В пламени грехов и свершений

Олег Бобров. Облака плачут кровью. ч.2. гл.3

Когда уже миновали сельджукские владения  и завиднелись предгорья, за которыми  начиналась  держава Караханидов,  Дахир и воины,  сопровождавшие его,  стали на привал, ибо кони, могли пасть от бешеной скачки, продолжавшейся почти без перерыва две луны.

Воины занялись привычным делом, расставили караулы десятники, остальные выпаивали  и кормили коней, разожгли костры для приготовления ужина.

Дахир, сильно уставший , как и  все, лежал на кошме,  в своей походной палатке и как ни старался задремать, не мог погрузиться в объятия сна.

Что ждет его в Аталыке?  Почести или опала? Он знал отлично, что милость владык быстротечна и легковесна, словно знаменитые  шелка страны Хинд. Что за срочность, вызвала к жизни, письмо Хана? Что стряслось или может стрястись, если Тобчи — хану,  срочно понадобился, отстраненный от дворцовых дел,   мухтасиб? И что теперь предпринять?

Положиться на милость Аллаха и следовать приказу владыки, возвращаться? Или может, ночью, оседлать коня и бежать, не искушая судьбу?
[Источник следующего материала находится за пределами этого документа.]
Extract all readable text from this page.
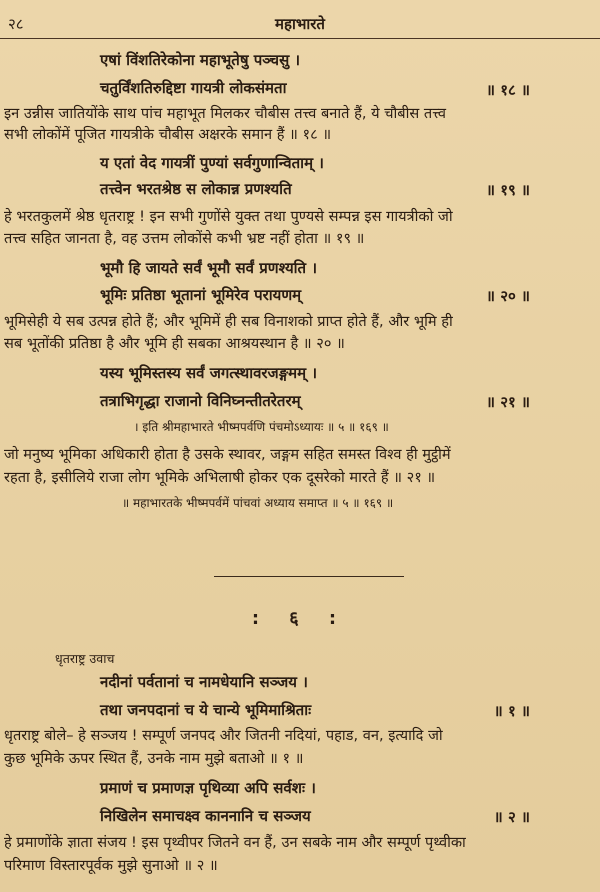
२८	महाभारते
एषां विंशतिरेकोना महाभूतेषु पञ्चसु ।
चतुर्विंशतिरुद्दिष्टा गायत्री लोकसंमता	॥ १८ ॥
इन उन्नीस जातियोंके साथ पांच महाभूत मिलकर चौबीस तत्त्व बनाते हैं, ये चौबीस तत्त्व
सभी लोकोंमें पूजित गायत्रीके चौबीस अक्षरके समान हैं ॥ १८ ॥
य एतां वेद गायत्रीं पुण्यां सर्वगुणान्विताम् ।
तत्त्वेन भरतश्रेष्ठ स लोकान्न प्रणश्यति	॥ १९ ॥
हे भरतकुलमें श्रेष्ठ धृतराष्ट्र ! इन सभी गुणोंसे युक्त तथा पुण्यसे सम्पन्न इस गायत्रीको जो
तत्त्व सहित जानता है, वह उत्तम लोकोंसे कभी भ्रष्ट नहीं होता ॥ १९ ॥
भूमौ हि जायते सर्वं भूमौ सर्वं प्रणश्यति ।
भूमिः प्रतिष्ठा भूतानां भूमिरेव परायणम्	॥ २० ॥
भूमिसेही ये सब उत्पन्न होते हैं; और भूमिमें ही सब विनाशको प्राप्त होते हैं, और भूमि ही
सब भूतोंकी प्रतिष्ठा है और भूमि ही सबका आश्रयस्थान है ॥ २० ॥
यस्य भूमिस्तस्य सर्वं जगत्स्थावरजङ्गमम् ।
तत्राभिगृद्धा राजानो विनिघ्नन्तीतरेतरम्	॥ २१ ॥
। इति श्रीमहाभारते भीष्मपर्वणि पंचमोऽध्यायः ॥ ५ ॥ १६९ ॥
जो मनुष्य भूमिका अधिकारी होता है उसके स्थावर, जङ्गम सहित समस्त विश्व ही मुट्ठीमें
रहता है, इसीलिये राजा लोग भूमिके अभिलाषी होकर एक दूसरेको मारते हैं ॥ २१ ॥
॥ महाभारतके भीष्मपर्वमें पांचवां अध्याय समाप्त ॥ ५ ॥ १६९ ॥
: ६ :
धृतराष्ट्र उवाच
नदीनां पर्वतानां च नामधेयानि सञ्जय ।
तथा जनपदानां च ये चान्ये भूमिमाश्रिताः	॥ १ ॥
धृतराष्ट्र बोले– हे सञ्जय ! सम्पूर्ण जनपद और जितनी नदियां, पहाड, वन, इत्यादि जो
कुछ भूमिके ऊपर स्थित हैं, उनके नाम मुझे बताओ ॥ १ ॥
प्रमाणं च प्रमाणज्ञ पृथिव्या अपि सर्वशः ।
निखिलेन समाचक्ष्व काननानि च सञ्जय	॥ २ ॥
हे प्रमाणोंके ज्ञाता संजय ! इस पृथ्वीपर जितने वन हैं, उन सबके नाम और सम्पूर्ण पृथ्वीका
परिमाण विस्तारपूर्वक मुझे सुनाओ ॥ २ ॥
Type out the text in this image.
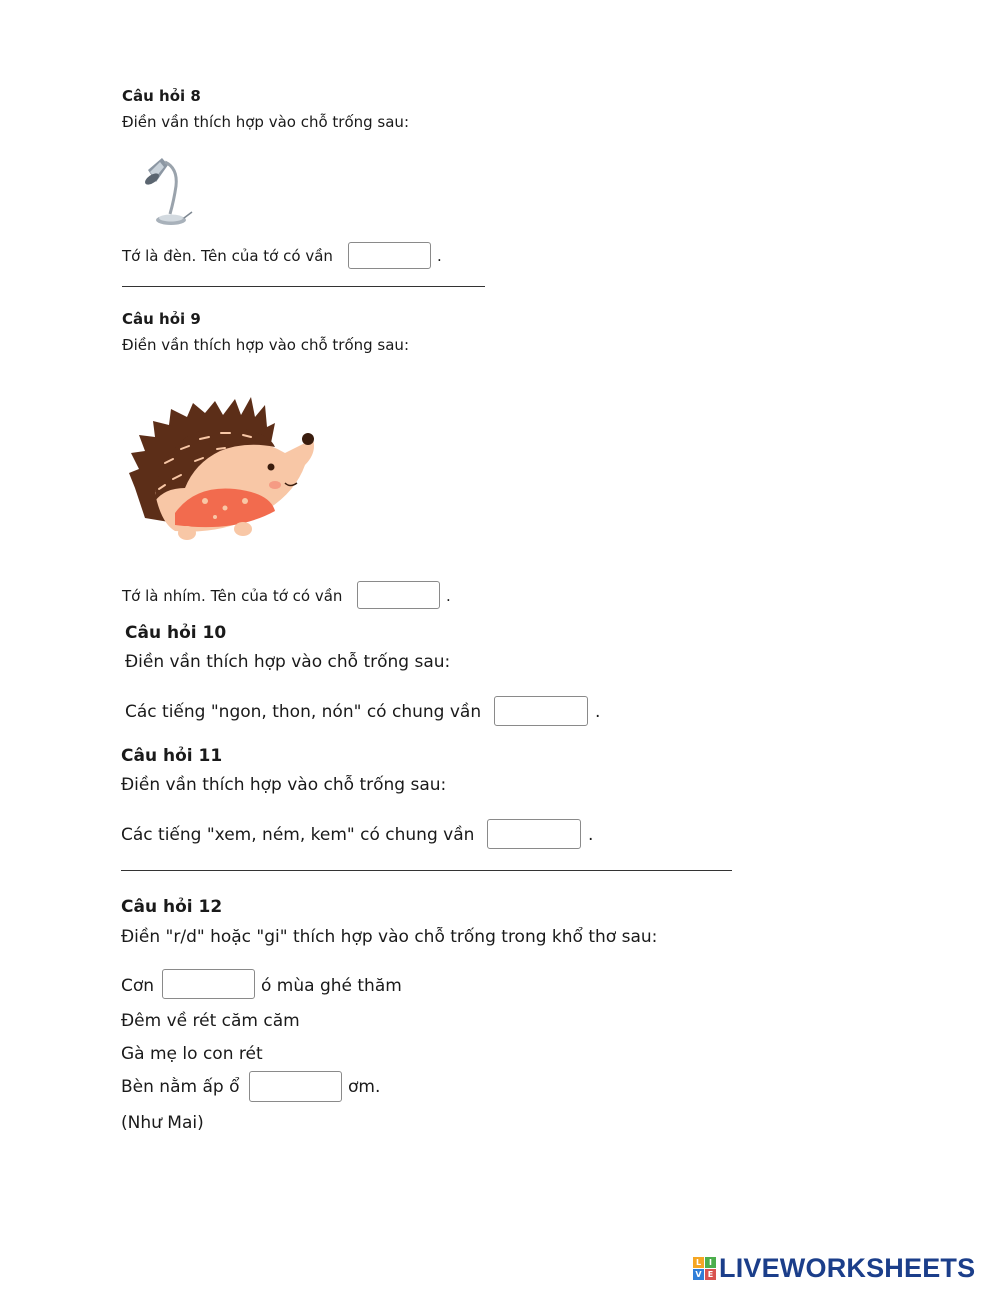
Câu hỏi 8
Điền vần thích hợp vào chỗ trống sau:
Tớ là đèn. Tên của tớ có vần	.
Câu hỏi 9
Điền vần thích hợp vào chỗ trống sau:
Tớ là nhím. Tên của tớ có vần	.
Câu hỏi 10
Điền vần thích hợp vào chỗ trống sau:
Các tiếng "ngon, thon, nón" có chung vần	.
Câu hỏi 11
Điền vần thích hợp vào chỗ trống sau:
Các tiếng "xem, ném, kem" có chung vần	.
Câu hỏi 12
Điền "r/d" hoặc "gi" thích hợp vào chỗ trống trong khổ thơ sau:
Cơn	ó mùa ghé thăm
Đêm về rét căm căm
Gà mẹ lo con rét
Bèn nằm ấp ổ	ơm.
(Như Mai)
L I
V E LIVEWORKSHEETS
А есть ли уверенность, что перед поездкой, сотник охраны, не получил приказ, в случае, если будет мухтасиб  заподозрен в измене, пустить ему стрелу в спину или  отрубить ему голову?  И самое главное, о том, что был разговор с главой исмаилитов, хану говорить пока не имеет смысла.  Недаром у кочевников великой степи, есть  любимая с детства Дахиром, игра в «сто камней».  Кто положит в ямку последний камушек из горки, тот и победил.                                                                                                                                      С этими  мыслями, Дахир задремал.

Проснулся он , когда уже заалели первые, робкие полоски зари. Воины спали, перекликалась, стража. Дахир глянул на светлеющее небо,  и тихо пробормотав:  пробормотав «Иль Алла! Иль бисматулла» — решил положиться на судьбу    и выполнять приказ великого хана, то есть как можно скорее возвращаться в Аталык…

Хан глянув на Дахира, кивнул милостиво:

-Я рад видеть тебя в здравии добром, верный мой Дахир! Рад, что ты поспешил выполнить приказ мой. А сейчас рассказывай.

Дахир заговорил неспеша,  веско, обдумывая каждое слово:

-Великий хан, твой приказ выполнен. Сельджуки сейчас заняты делами своими, но они  готовы придвинуться к владениям нашим в миг любой. Чогрул-бек, уже стар и болен.  Он благосклонно отнесся к посольству нашему.  Что касается до возможных союзников,  то , как писал один поэт  «Ты не бойся врага, если враг твой таков, что и в доме уже он имеет врагов!» Сторонники шиитов, ходят бок о бок,  с обычными людьми в Рее, они подобны клинку, готовому в момент любой,  вылететь из ножен..

Он говорил, но ощущал, что мысли Тобчи-хана, заняты чем-то другим. Хан подпер ладонью голову  и кивнул:

-Ты сделал все правильно, верный Дахир! Ты заслуживаешь награды.

На достархан упал увесистый мешочек с монетами.

Дахир улыбнулся:

-Благодарю, милостивый повелитель!

Тобчи-хан погладил бороду,  с непонятной усмешкой,  и произнес:

-Подожди благодарить, мой славный Дахир! Это еще не все. С этого момента, ты —  мой первый хаджиб. Фирман об этом, уже подписан мной.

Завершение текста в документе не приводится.